Although Ethyl glucuronide (EtG) was described as early as the 1950′s, the clinical use of the test as an alcohol marker began in 2001 when Dr. Friedrich Wurst, in Switzerland, and Dr. Gregory Skipper, in the USA reported a study of alcoholics in a psychiatric facility in Germany. Their findings demonstrated that ETG was a more sensitive and reliable indicator of both drinking and abstinence than was urine alcohol. Dr. Skipper recognized that urine EtG would be a valuable test in monitoring professionals.

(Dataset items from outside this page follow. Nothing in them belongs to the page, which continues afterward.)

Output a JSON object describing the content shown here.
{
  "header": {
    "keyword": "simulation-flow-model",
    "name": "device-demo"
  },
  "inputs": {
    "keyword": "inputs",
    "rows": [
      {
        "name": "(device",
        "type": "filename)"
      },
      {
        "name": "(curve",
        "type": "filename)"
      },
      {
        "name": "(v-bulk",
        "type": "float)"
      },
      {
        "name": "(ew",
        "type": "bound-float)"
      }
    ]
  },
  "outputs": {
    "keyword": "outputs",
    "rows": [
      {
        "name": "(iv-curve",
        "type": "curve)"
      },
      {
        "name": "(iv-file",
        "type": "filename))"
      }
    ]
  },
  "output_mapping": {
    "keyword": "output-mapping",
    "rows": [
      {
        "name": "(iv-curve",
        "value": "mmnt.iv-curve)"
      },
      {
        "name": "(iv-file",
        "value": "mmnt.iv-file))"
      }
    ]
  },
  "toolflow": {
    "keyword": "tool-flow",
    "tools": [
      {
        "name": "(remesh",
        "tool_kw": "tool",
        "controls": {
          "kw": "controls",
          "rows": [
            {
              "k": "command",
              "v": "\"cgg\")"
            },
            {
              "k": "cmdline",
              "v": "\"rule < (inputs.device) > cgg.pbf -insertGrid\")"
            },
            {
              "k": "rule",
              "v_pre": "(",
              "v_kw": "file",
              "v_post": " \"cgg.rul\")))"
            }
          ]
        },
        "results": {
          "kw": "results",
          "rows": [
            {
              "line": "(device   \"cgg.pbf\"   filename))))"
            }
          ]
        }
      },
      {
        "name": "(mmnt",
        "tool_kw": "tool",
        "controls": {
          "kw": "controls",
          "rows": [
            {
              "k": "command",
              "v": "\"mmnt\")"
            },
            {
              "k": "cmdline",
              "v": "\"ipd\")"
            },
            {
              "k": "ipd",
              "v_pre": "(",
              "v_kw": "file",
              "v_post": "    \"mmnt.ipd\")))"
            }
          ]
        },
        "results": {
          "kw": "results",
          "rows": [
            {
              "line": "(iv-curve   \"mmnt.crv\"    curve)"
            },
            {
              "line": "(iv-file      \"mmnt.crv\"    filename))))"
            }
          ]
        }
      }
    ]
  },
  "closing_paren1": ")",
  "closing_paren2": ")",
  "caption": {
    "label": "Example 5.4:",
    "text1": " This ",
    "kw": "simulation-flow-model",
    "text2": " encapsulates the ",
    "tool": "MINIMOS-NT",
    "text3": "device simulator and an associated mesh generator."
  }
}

To date, a number of organizations and companies have started to introduce ETG alcohol test as part of their drug and alcohol screening policy. But how exactly do employees and employers benefit from this kind of alcohol test? Is ETG urine alcohol testing an effective tool in ensuring an alcohol-free work environment? Here are some of the key benefits of workplace ETG alcohol testing:
- ETG alcohol test can detect recent usage of alcohol more accurately compared with conventional testing.
- ETG test is ideal for zero tolerance and abstinence situations.
- Strong indicator of alcohol ingestion within the previous 3 to 4 days.
- Helps identify relapse to drinking.
- ETG may be run on urine specimens in conjunction with other drug testing panels.
- Helps in evaluating interventions for alcohol problems.
Limitations of ETG Testing
Essentially, ETG urine alcohol test can offer a handful of advantages when administered properly. On the other hand, it is also important to note that this test has some limitations as well, such as; it cannot detect the amount of alcohol consumed by an individual. Likewise, this test doesn’t bother to find out why and how the ETG has been produced or the identity of the real substance which has been metabolized to produce ETG. If the test detects ETG, it will simply label person who took the test as an inebriate.
In accordance with current guidance from SAMHSA, alcohol biomarker results should be interpreted in the context of other clinical and behavioral information available relating to the individual who has tested positive for an ETG screen.